Whenever Nicole Cleveringa ’08 feels overwhelmed, she thinks of the starfish story.
In it, a man walks along the beach, tossing starfish back into the ocean. When a doubter tells the man that there are too many dying starfish on too many beaches for him to make a difference, the man tosses another starfish back into the water and replies, “I just made a difference to that one.”
For Cleveringa, the story is a perfect analogy for her time with Teach for America.
This is Cleveringa’s second and final year with Teach for America, a program that seeks to reduce inequality in the public education system by recruiting exceptional college graduates to teach in rural and urban schools.
This year, she is teaching sixth, seventh and eighth grade language arts at C. A. Franklin Elementary School in Kansas City, Mo. Last year, she taught second grade at the school.
Located in an impoverished area of Kansas City, nearly 90 percent of Franklin’s students receive free or reduced-price lunch. Last year, only 7.4 percent of students tested at a proficient level for communication arts. Only 8.7 percent tested proficient for math. At the beginning of March the district’s school board voted to close Franklin, and 25 other Kansas City schools, at the end of the academic year.
Despite these overwhelming challenges, Cleveringa feels optimistic about the progress she is making with her students both academically and behaviorally. She runs her classroom with a stern voice and a simple philosophy: reward good behavior and keep expectations high.
It’s important, she’s learned, to be firm and let them know that she is in charge. It’s equally as important to earn their trust.
“Once you prove to them that you are here to help them learn and grow, they listen,” she said.
An English/communication studies double major at Simpson, Cleveringa is teaching her passion this year, and she tries to convey her interest to her students by keeping them engaged in their learning. For example, after reading A Christmas Carol with her seventh grade students, Cleveringa found an organization to donate tickets to the movie. Her students then compared the two versions with projects during class.

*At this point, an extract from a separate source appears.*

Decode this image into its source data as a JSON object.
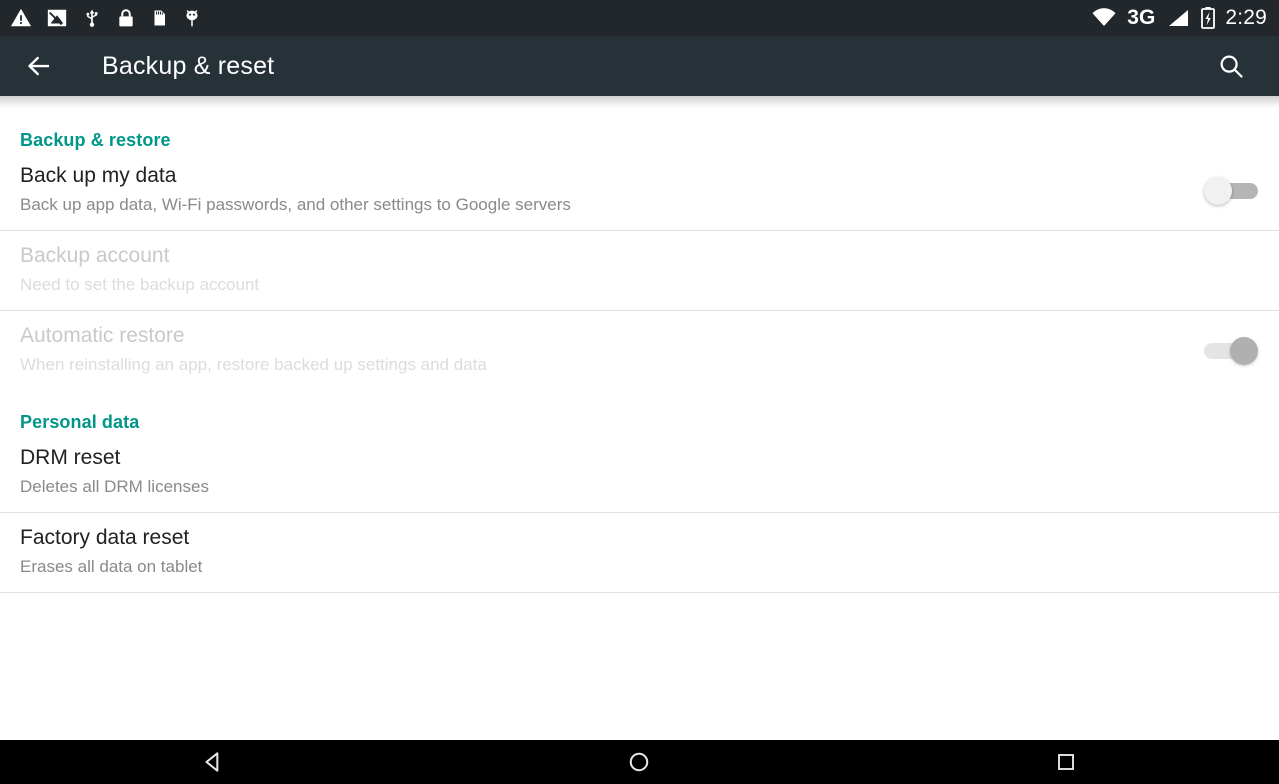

That type of creative teaching is exactly what makes Cleveringa a “jewel,” said Airick Leonard West, who is an at-large board member for the Kansas City, Missouri School District.
Though he is still looking for data to substantiate his belief, West feels the Teach for America program is making a difference in the district. He said he expects results not only in the academic growth of the students but also improvements in the culture of learning throughout the school district.
“The other area where I see TFA being transformative is in spearheading a movement from the current teaching culture that says, ‘I’ll teach the students that want to learn’ to a culture of learning that says, ‘I am responsible for the learning of every scholar,’ ” he said.
Cleveringa feels like she has a handle on teaching now, but she is in a completely different place from last year. A spring break mission trip to Mississippi during her junior year at Simpson inspired her to give back to the community, and after graduation, she entered Teach for America with bright-eyed optimism.
Though she felt academically prepared to handle the classroom, she said she was not at all emotionally prepared for the challenges that she would face: the poverty, the lack of her resources at her school, the number of her students for whom violence was a fact of life.
“I came out of Simpson and wanted to change the world,” she said. “I felt like last fall, I got pushed down. I guess I’m harder now.”
Last year, after a parent entered her second-grade class and hit her child in front of the rest of Cleveringa’s students, she left for a week. The moment still haunts her, but in the end, she decided she had to return for her students.
The students are what keep her going, she says, and now when she is feeling frustrated, she remembers her own starfish. Like her former student Miya, who didn’t know how to read when she entered the second grade but learned by the end of the school year. She knows, at least, she made a difference to her.
“I taught a little girl how to read,” she said. “No one can take that away from me.”